The Sanders campaign, and in a somewhat similar fashion the campaign of Senator Warren, is being employed to give a political cover to the Democratic Party, helping the Democrats corral workers and young people who are moving to the left and diverting them back within the straitjacket of a capitalist party that is moving in the opposite direction, towards ever more right-wing attacks on democratic rights and preparations for imperialist war.

Neither the Democratic Party establishment nor the corporate media want to see Sanders or Warren actually become the nominee, for fear that this would arouse expectations among the American people of improvements in jobs, living standards and social programs which American capitalism is absolutely incapable of delivering.

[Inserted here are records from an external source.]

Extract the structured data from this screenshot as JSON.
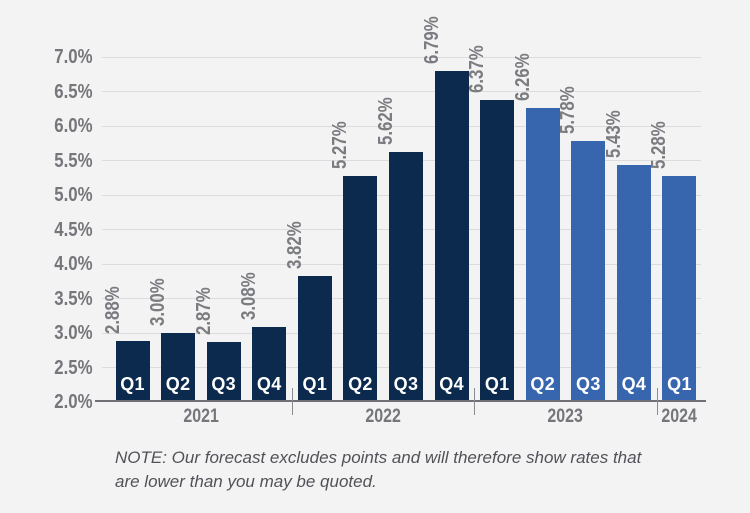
{
  "chart_data": {
    "type": "bar",
    "title": "",
    "xlabel": "",
    "ylabel": "",
    "ylim": [
      2.0,
      7.0
    ],
    "ytick_step": 0.5,
    "grid": true,
    "legend": "none",
    "y_ticks": [
      "2.0%",
      "2.5%",
      "3.0%",
      "3.5%",
      "4.0%",
      "4.5%",
      "5.0%",
      "5.5%",
      "6.0%",
      "6.5%",
      "7.0%"
    ],
    "categories": [
      "Q1",
      "Q2",
      "Q3",
      "Q4",
      "Q1",
      "Q2",
      "Q3",
      "Q4",
      "Q1",
      "Q2",
      "Q3",
      "Q4",
      "Q1"
    ],
    "values": [
      2.88,
      3.0,
      2.87,
      3.08,
      3.82,
      5.27,
      5.62,
      6.79,
      6.37,
      6.26,
      5.78,
      5.43,
      5.28
    ],
    "bar_labels": [
      "2.88%",
      "3.00%",
      "2.87%",
      "3.08%",
      "3.82%",
      "5.27%",
      "5.62%",
      "6.79%",
      "6.37%",
      "6.26%",
      "5.78%",
      "5.43%",
      "5.28%"
    ],
    "forecast": [
      false,
      false,
      false,
      false,
      false,
      false,
      false,
      false,
      false,
      true,
      true,
      true,
      true
    ],
    "year_groups": [
      {
        "label": "2021",
        "count": 4
      },
      {
        "label": "2022",
        "count": 4
      },
      {
        "label": "2023",
        "count": 4
      },
      {
        "label": "2024",
        "count": 1
      }
    ],
    "colors": {
      "actual": "#0b2a4d",
      "forecast": "#3766ae",
      "label_gray": "#7b7c80",
      "axis_gray": "#707175",
      "gridline": "#dcdcde",
      "background": "#f3f3f4"
    }
  },
  "note": "NOTE: Our forecast excludes points and will therefore show rates that are lower than you may be quoted."
}
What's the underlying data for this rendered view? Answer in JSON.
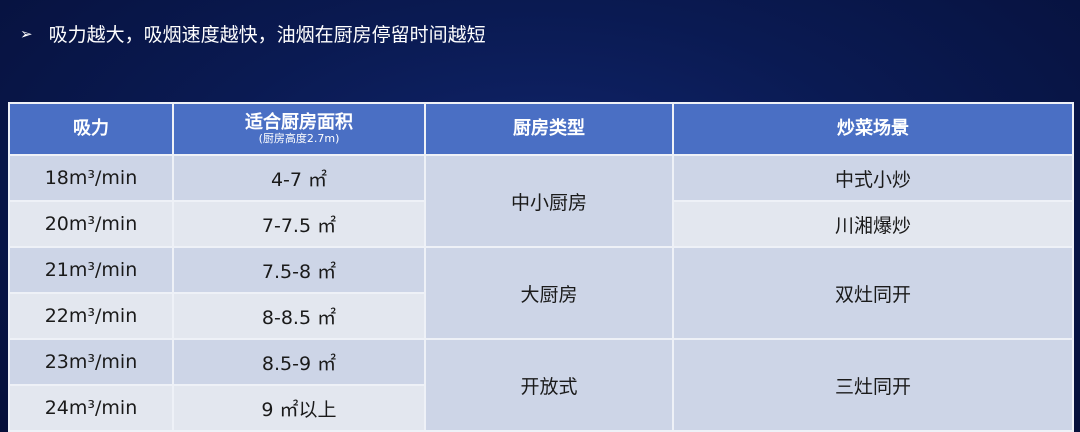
{
  "heading": {
    "bullet_icon": "arrow-right-icon",
    "text": "吸力越大，吸烟速度越快，油烟在厨房停留时间越短"
  },
  "table": {
    "headers": {
      "suction": "吸力",
      "area": "适合厨房面积",
      "area_note": "(厨房高度2.7m)",
      "kitchen_type": "厨房类型",
      "scene": "炒菜场景"
    },
    "rows": [
      {
        "suction": "18m³/min",
        "area": "4-7 ㎡"
      },
      {
        "suction": "20m³/min",
        "area": "7-7.5 ㎡"
      },
      {
        "suction": "21m³/min",
        "area": "7.5-8 ㎡"
      },
      {
        "suction": "22m³/min",
        "area": "8-8.5 ㎡"
      },
      {
        "suction": "23m³/min",
        "area": "8.5-9 ㎡"
      },
      {
        "suction": "24m³/min",
        "area": "9 ㎡以上"
      }
    ],
    "kitchen_types": [
      "中小厨房",
      "大厨房",
      "开放式"
    ],
    "scenes": [
      "中式小炒",
      "川湘爆炒",
      "双灶同开",
      "三灶同开"
    ]
  },
  "colors": {
    "header": "#4a6fc4",
    "background": "#0a1a52",
    "row_dark": "#cdd5e7",
    "row_light": "#e3e7ef"
  }
}
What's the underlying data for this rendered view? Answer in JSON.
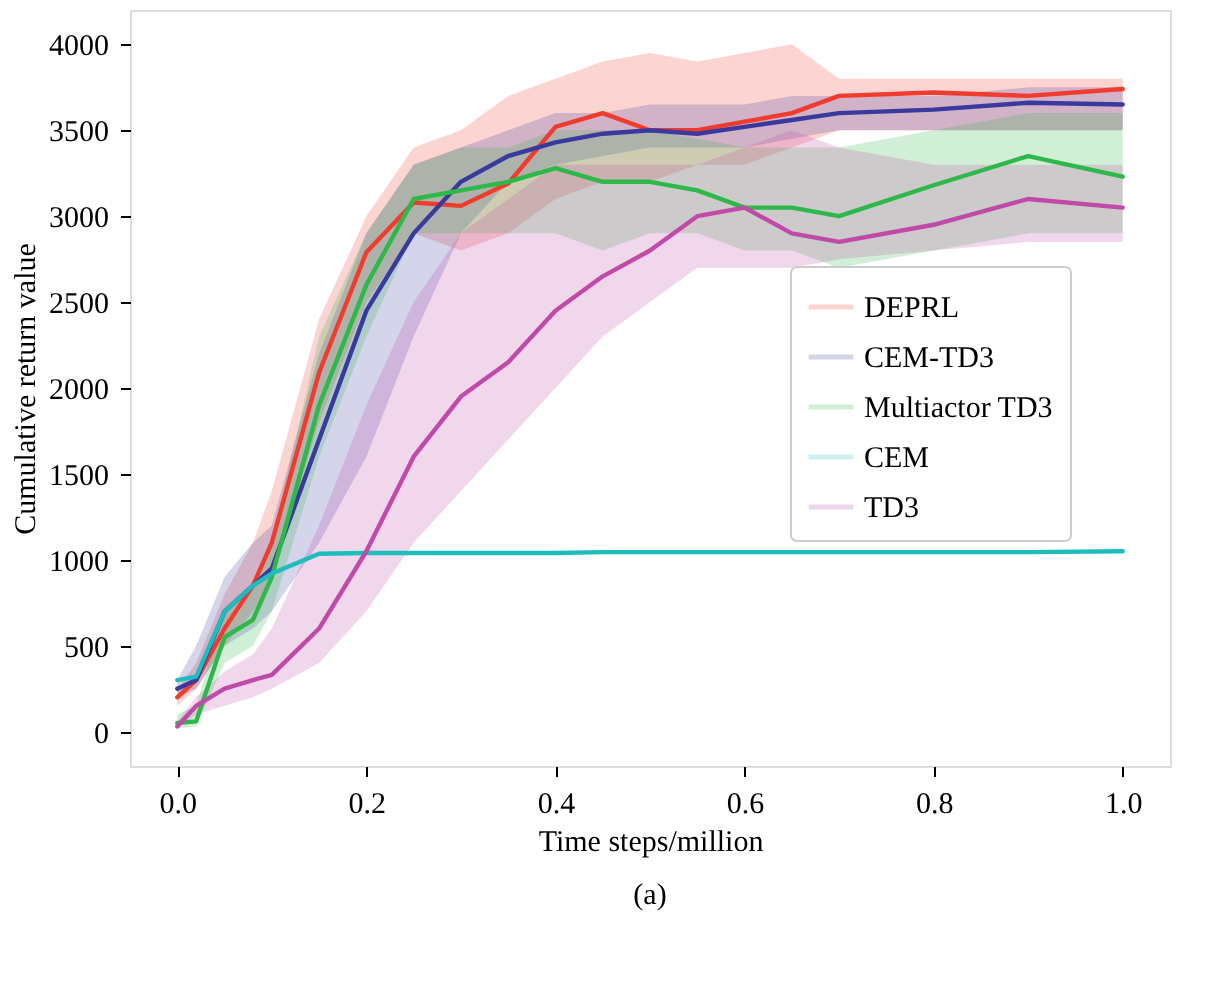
{
  "chart_data": {
    "type": "line",
    "xlabel": "Time steps/million",
    "ylabel": "Cumulative return value",
    "annotations": [
      "(a)"
    ],
    "x": [
      0,
      0.02,
      0.05,
      0.08,
      0.1,
      0.15,
      0.2,
      0.25,
      0.3,
      0.35,
      0.4,
      0.45,
      0.5,
      0.55,
      0.6,
      0.65,
      0.7,
      0.8,
      0.9,
      1.0
    ],
    "xlim": [
      -0.05,
      1.05
    ],
    "xticks": [
      {
        "value": 0,
        "label": "0.0"
      },
      0.2,
      0.4,
      0.6,
      0.8,
      {
        "value": 1,
        "label": "1.0"
      }
    ],
    "ylim": [
      -200,
      4200
    ],
    "yticks": [
      0,
      500,
      1000,
      1500,
      2000,
      2500,
      3000,
      3500,
      4000
    ],
    "grid": false,
    "legend": "right",
    "line_style": "solid",
    "marker": "none",
    "series": [
      {
        "name": "DEPRL",
        "color": "#f03c2e",
        "values": [
          200,
          300,
          600,
          850,
          1100,
          2090,
          2790,
          3080,
          3060,
          3190,
          3520,
          3600,
          3500,
          3500,
          3550,
          3600,
          3700,
          3720,
          3700,
          3740
        ],
        "lower": [
          150,
          250,
          500,
          700,
          900,
          1800,
          2500,
          2900,
          2800,
          2900,
          3100,
          3200,
          3200,
          3300,
          3300,
          3400,
          3500,
          3500,
          3500,
          3500
        ],
        "upper": [
          250,
          400,
          800,
          1100,
          1400,
          2400,
          3000,
          3400,
          3500,
          3700,
          3800,
          3900,
          3950,
          3900,
          3950,
          4000,
          3800,
          3800,
          3800,
          3800
        ]
      },
      {
        "name": "CEM-TD3",
        "color": "#3a3a9e",
        "values": [
          250,
          300,
          700,
          850,
          950,
          1700,
          2450,
          2900,
          3200,
          3350,
          3430,
          3480,
          3500,
          3480,
          3520,
          3560,
          3600,
          3620,
          3660,
          3650
        ],
        "lower": [
          200,
          250,
          500,
          600,
          700,
          1100,
          1600,
          2300,
          2900,
          3200,
          3300,
          3350,
          3400,
          3400,
          3400,
          3450,
          3500,
          3500,
          3500,
          3500
        ],
        "upper": [
          300,
          500,
          900,
          1100,
          1200,
          2200,
          2900,
          3300,
          3400,
          3500,
          3600,
          3600,
          3650,
          3650,
          3650,
          3700,
          3700,
          3700,
          3750,
          3750
        ]
      },
      {
        "name": "Multiactor TD3",
        "color": "#2eb84a",
        "values": [
          50,
          60,
          550,
          650,
          900,
          1900,
          2600,
          3100,
          3150,
          3200,
          3280,
          3200,
          3200,
          3150,
          3050,
          3050,
          3000,
          3180,
          3350,
          3230
        ],
        "lower": [
          20,
          30,
          400,
          500,
          700,
          1600,
          2300,
          2900,
          2900,
          2900,
          2900,
          2800,
          2900,
          2900,
          2800,
          2800,
          2700,
          2800,
          2900,
          2900
        ],
        "upper": [
          100,
          150,
          700,
          850,
          1100,
          2300,
          2900,
          3300,
          3400,
          3400,
          3500,
          3500,
          3500,
          3450,
          3400,
          3400,
          3400,
          3500,
          3600,
          3600
        ]
      },
      {
        "name": "CEM",
        "color": "#1fbcbc",
        "values": [
          300,
          320,
          700,
          850,
          920,
          1035,
          1040,
          1040,
          1040,
          1040,
          1040,
          1045,
          1045,
          1045,
          1045,
          1045,
          1045,
          1045,
          1045,
          1050
        ]
      },
      {
        "name": "TD3",
        "color": "#c04aa8",
        "values": [
          30,
          150,
          250,
          300,
          330,
          600,
          1050,
          1600,
          1950,
          2150,
          2450,
          2650,
          2800,
          3000,
          3050,
          2900,
          2850,
          2950,
          3100,
          3050
        ],
        "lower": [
          20,
          100,
          150,
          200,
          250,
          400,
          700,
          1100,
          1400,
          1700,
          2000,
          2300,
          2500,
          2700,
          2700,
          2700,
          2750,
          2800,
          2850,
          2850
        ],
        "upper": [
          60,
          200,
          350,
          450,
          600,
          1200,
          1900,
          2500,
          2900,
          3100,
          3300,
          3300,
          3300,
          3300,
          3400,
          3500,
          3400,
          3300,
          3300,
          3300
        ]
      }
    ]
  }
}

For that reason, the fundraising success of the Sanders campaign has produced worried commentaries in the New York Times, Washington Post and other leading corporate media outlets, to the effect that Sanders might be difficult to defeat in the nomination contest. Similarly, when Sanders held a rally with Alexandria Ocasio-Cortez on December 21 in Los Angeles, California that drew 14,000 people, the Los Angeles Times did not even report the event.

While there have been numerous press reports on the vast sums being raised by the Trump reelection campaign, his Democratic opponents have actually raised more, and from many more individual donors giving relatively small amounts of money, in what is a very distorted reflection of the seething popular hatred of the Trump administration among wide layers of working people.

The 11 non-billionaire candidates for the Democratic presidential nomination and the Democratic National Committee combined to raise at least $463 million in 2019. The Trump campaign itself has raised $146 million, while allied committees, including the Republican National Committee, account for another $256 million, for a total of $402 million in 2019.

Adding in the $200 million already spent by billionaire Democrats Michael Bloomberg and Tom Steyer, and total fundraising for the 2020 presidential election passed the $1 billion mark in 2019, a year before ballots are cast. The outlook is for another new record in campaign spending, perhaps approaching $5 billion for the presidential election and a nearly equal sum for the congressional, gubernatorial and state legislative contests that will also be decided on November 3.

The selection of the next US president will be determined, not by the “will of the people,” but by the constant efforts of corporate and financial interests to stampede and condition public opinion, using vast sums of money and their control of the corporate media.